Oh, I get that part, no issues there. But for example, "il mio, la mia, i miei, le mie" does reflect that the owner is 1st person singular and "il vostro, la vostra, i vostri, le vostre" does reflect that the owner is 2nd person plural. I was wondering if "propri*" followed the possessive rule (also indicating whether the owner was 1st, 2nd, or 3rd person) or the ordinary adjective rule (matching only the thing possessed in gender and number). It looks like it follows the ordinary adjective rule. Which means that there's some basic context required to fill in who, generally, the owner is.

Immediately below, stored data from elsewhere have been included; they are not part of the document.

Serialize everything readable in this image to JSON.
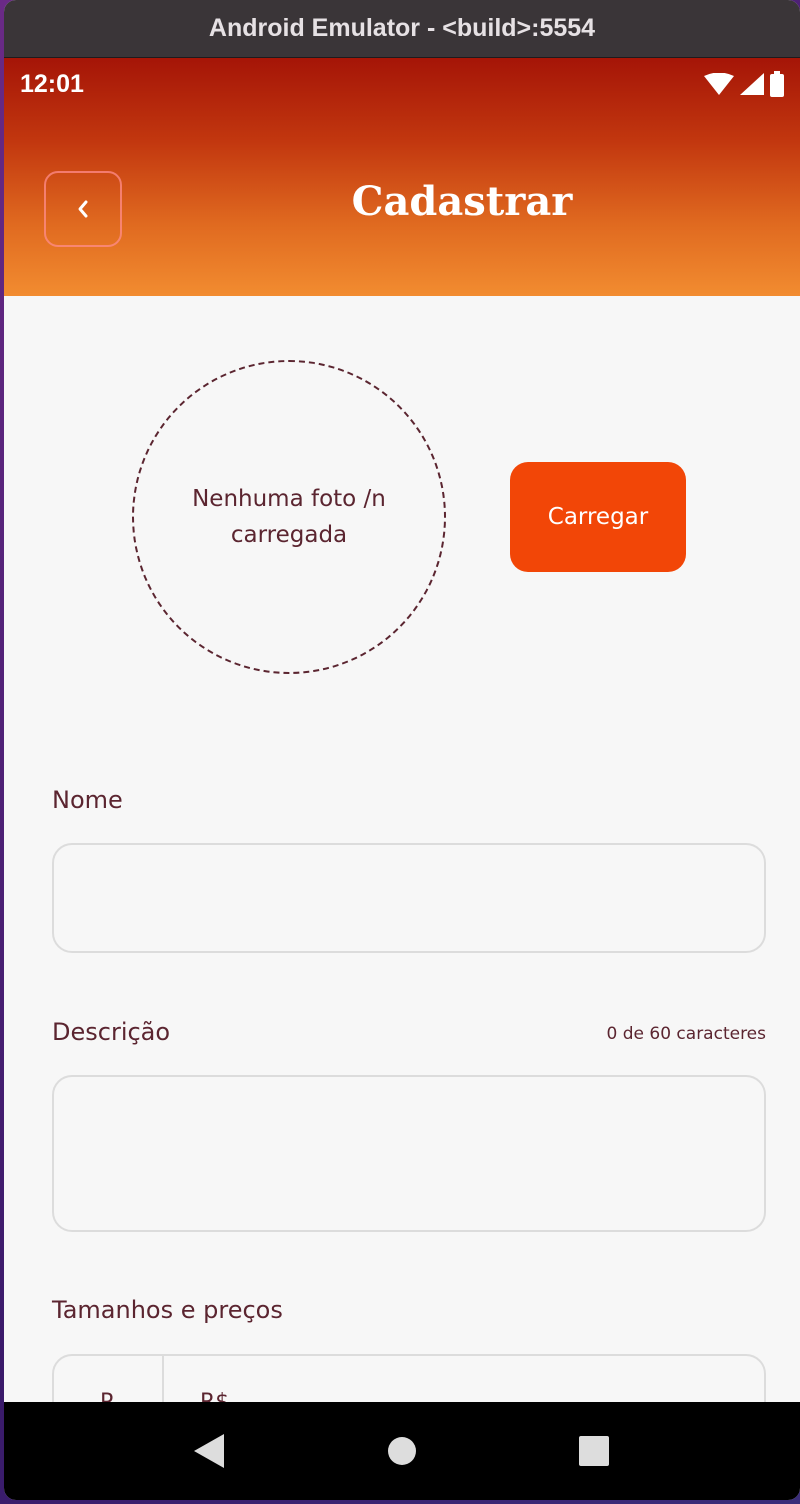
{
  "window": {
    "title": "Android Emulator - <build>:5554"
  },
  "status_bar": {
    "time": "12:01",
    "icons": [
      "wifi-icon",
      "signal-icon",
      "battery-icon"
    ]
  },
  "header": {
    "title": "Cadastrar",
    "back_icon": "chevron-left-icon"
  },
  "photo": {
    "placeholder": "Nenhuma foto /n carregada",
    "upload_label": "Carregar"
  },
  "form": {
    "name_label": "Nome",
    "name_value": "",
    "description_label": "Descrição",
    "description_counter": "0 de 60 caracteres",
    "description_value": "",
    "sizes_label": "Tamanhos e preços",
    "sizes_row": {
      "size": "P",
      "price_prefix": "R$"
    }
  },
  "nav_bar": {
    "icons": [
      "back-triangle-icon",
      "home-circle-icon",
      "recents-square-icon"
    ]
  },
  "colors": {
    "accent": "#F24607",
    "text": "#5B2530",
    "header_top": "#A51507",
    "header_bottom": "#F28C30"
  }
}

They are different forms of the verb 'have'. There are lots of irregular verbs in Italian, and another example is 'vanno' (they go) and 'andiamo' (we go).
It's a difference in reference. "Lui ha i suoi gatti", or "He has his/her cats", could mean he has anyone's cats. "Lui ha i propri gatti" can only mean the cats belong to the subject himself. It's also a matter of emphasis: "He has his cats" vs "He has his own cats."
He has her cats while she's away.
He has his cats to keep him company.
He has his own cats, so he doesn't need hers, too.
Io ho i propri gatti = I have my own cats.
Tu hai i propri gatti = You have your own cats.
Lui ha i propri gatti = He has his own cats.
Lei ha i propri gatti = She has her own cats.
Noi abbiamo i propri gatti = We have our own cats.
Voi avete i propri gatti = Y'all have your own cats.
Loro hanno i propri gatti = They have their own cats.
"He has his cats/Lui ha i suoi gatti" vs "He has his own cats/Lui ha i propri gatti" is a matter of disambiguating whether John has Oliver's cats or John has John's cats.
"He has his cats with him" specifies that the cats are explicitly in the same location as John.
Ha i suoi gatti con lui. ~ He has his cats with him.
Ha i suoi gatti con sé. ~ He has his cats with himself.